Da qui in primis la scelta di non assegnare alcun voto a questa uscita, sarebbe mero esercizio fine a se stesso. In secondo luogo, l’urgenza è quella di prendere The Final Sermon per quel che è, ovvero un tributo ad un grande cantante che non avremo più il piacere di gustare, a prescindere dalla prova vocale del comunque indimenticabile Mike Howe, perché sicuramente ci saranno state serate migliori sotto ogni aspetto, da quello tecnico a quello emotivo. Quella che abbiamo oggi a disposizione è una esibizione dei Metal Church in Giappone nell’Anno Domini 2019, uscita nel luglio 2024 per la Rat Pak Records, ormai da molti anni spalla della formazione di Seattle quando si parla di uscite discografiche.

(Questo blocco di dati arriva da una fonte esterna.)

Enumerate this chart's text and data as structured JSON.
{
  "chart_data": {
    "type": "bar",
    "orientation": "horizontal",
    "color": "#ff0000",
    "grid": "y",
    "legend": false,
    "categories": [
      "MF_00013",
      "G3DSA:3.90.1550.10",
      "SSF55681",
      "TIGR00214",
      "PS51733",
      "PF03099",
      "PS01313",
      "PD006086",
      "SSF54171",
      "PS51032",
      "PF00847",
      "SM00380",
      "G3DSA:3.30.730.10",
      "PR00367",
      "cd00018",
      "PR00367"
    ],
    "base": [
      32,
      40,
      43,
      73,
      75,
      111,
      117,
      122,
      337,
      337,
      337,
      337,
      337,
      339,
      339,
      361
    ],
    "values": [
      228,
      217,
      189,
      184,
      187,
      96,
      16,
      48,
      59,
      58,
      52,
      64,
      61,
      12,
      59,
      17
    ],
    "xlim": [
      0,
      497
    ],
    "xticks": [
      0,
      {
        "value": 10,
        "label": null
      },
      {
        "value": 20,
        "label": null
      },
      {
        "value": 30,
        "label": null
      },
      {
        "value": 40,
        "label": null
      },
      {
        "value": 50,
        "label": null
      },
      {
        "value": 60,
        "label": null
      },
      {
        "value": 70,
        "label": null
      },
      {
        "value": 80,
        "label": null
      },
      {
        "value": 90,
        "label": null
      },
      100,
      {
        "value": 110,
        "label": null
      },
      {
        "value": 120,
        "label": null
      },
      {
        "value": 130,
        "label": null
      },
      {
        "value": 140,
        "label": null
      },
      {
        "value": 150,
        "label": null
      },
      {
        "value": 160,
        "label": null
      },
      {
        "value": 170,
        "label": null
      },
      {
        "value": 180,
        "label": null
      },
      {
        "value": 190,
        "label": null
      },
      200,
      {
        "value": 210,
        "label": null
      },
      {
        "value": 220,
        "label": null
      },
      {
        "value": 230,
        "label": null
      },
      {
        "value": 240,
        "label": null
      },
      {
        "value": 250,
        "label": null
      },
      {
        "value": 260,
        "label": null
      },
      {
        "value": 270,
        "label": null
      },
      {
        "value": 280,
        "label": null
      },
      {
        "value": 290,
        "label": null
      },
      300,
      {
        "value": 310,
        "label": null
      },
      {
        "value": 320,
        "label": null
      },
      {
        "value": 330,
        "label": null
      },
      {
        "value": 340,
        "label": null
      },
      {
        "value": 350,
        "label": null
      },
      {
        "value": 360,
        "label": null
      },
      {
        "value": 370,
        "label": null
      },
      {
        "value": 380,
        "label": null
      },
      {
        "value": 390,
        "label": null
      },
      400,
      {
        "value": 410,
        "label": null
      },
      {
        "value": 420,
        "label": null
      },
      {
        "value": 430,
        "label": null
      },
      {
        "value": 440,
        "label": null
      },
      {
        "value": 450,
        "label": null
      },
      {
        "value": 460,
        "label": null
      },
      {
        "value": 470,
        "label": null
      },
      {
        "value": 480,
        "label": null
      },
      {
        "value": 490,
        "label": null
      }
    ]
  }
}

Questa attestazione sembra ancora una volta voler suggellare l’amore di Kurdt Vanderhoof per onestà ed integrità musicale, e non vi sarà difficile trovare sbavature e imprecisioni; insomma, un “live” nudo e crudo il più possibile naturale (sovra-incisioni se proprio non se ne può fare a meno, più che altro per necessità dovute alla scarsa qualità del prodotto di partenza, ma non sembra questo il caso).
Inutile girarci intorno: la scaletta è pressoché identica a quella che i Metal Church hanno proposto dal ritorno di Mike alla sua triste dipartita, interazioni col pubblico comprese (anche se in The Final Sermon c’è spazio esclusivamente per la musica, eventuali presentazioni sono state estromesse dal mix finale), quantomeno per quanto riguarda i classici dei primi cinque album. Ma anche da XI non manca “Needle & Suture”, presente dall’uscita del rientro nei ranghi di Howe, mentre questo tour vede proposto il terzetto iniziale di Damned If You Do, intervallato ai classici, all’epoca in fase di promozione.
Tra le sempreverdi, non possono mancare “Fake Healer”, “Human Factor”, “Date With Poverty”; e ancora “Gods Of Second Chance”, col finale che il gruppo riesce sempre a completare solo dopo un lasso di tempo variabile, una volta ottenuto il silenzio del pubblico a seguito della dovuta ovazione, pensando che il brano sia terminato.
Ma abbiamo anche “Start The Fire”, dove il ritornello viene ceduto alle voci di Vanderhoof e Steve Unger, l’immancabile “Watch The Children Pray”, dove ancora una volta Mike gioca al karaoke col pubblico (non credo di aver mai sentito dal vivo il suo ritornello realmente cantato da Howe, solo un invito ed una imbeccata al pubblico per cantare con lui, N.d.R.). Se “No Friend Of Mine” è un altro dei grandi appuntamenti con Mike, anche in The Final Sermon l’unica concessione al primo omonimo album è “Beyond The Black”, per chiudere con IL brano dei Metal Church, che dovrebbe categoricamente essere ricompreso in ogni lista da isola deserta che si rispetti: “Badlands”, pelle d’oca come al primo ascolto, pur con suoni che non rendono del tutto giustizia alla sua maestosità.
Essendo inguaribili romantici, questa testimonianza ha il sapore del sentito ricordo di un amico scomparso, compagno di mille avventure e, a detta di chiunque abbia avuto modo di conoscerlo, una persona (all’apparenza) solare e capace di regalare un sorriso a tutti.
Ci mancherai sempre immensamente, caro Mike.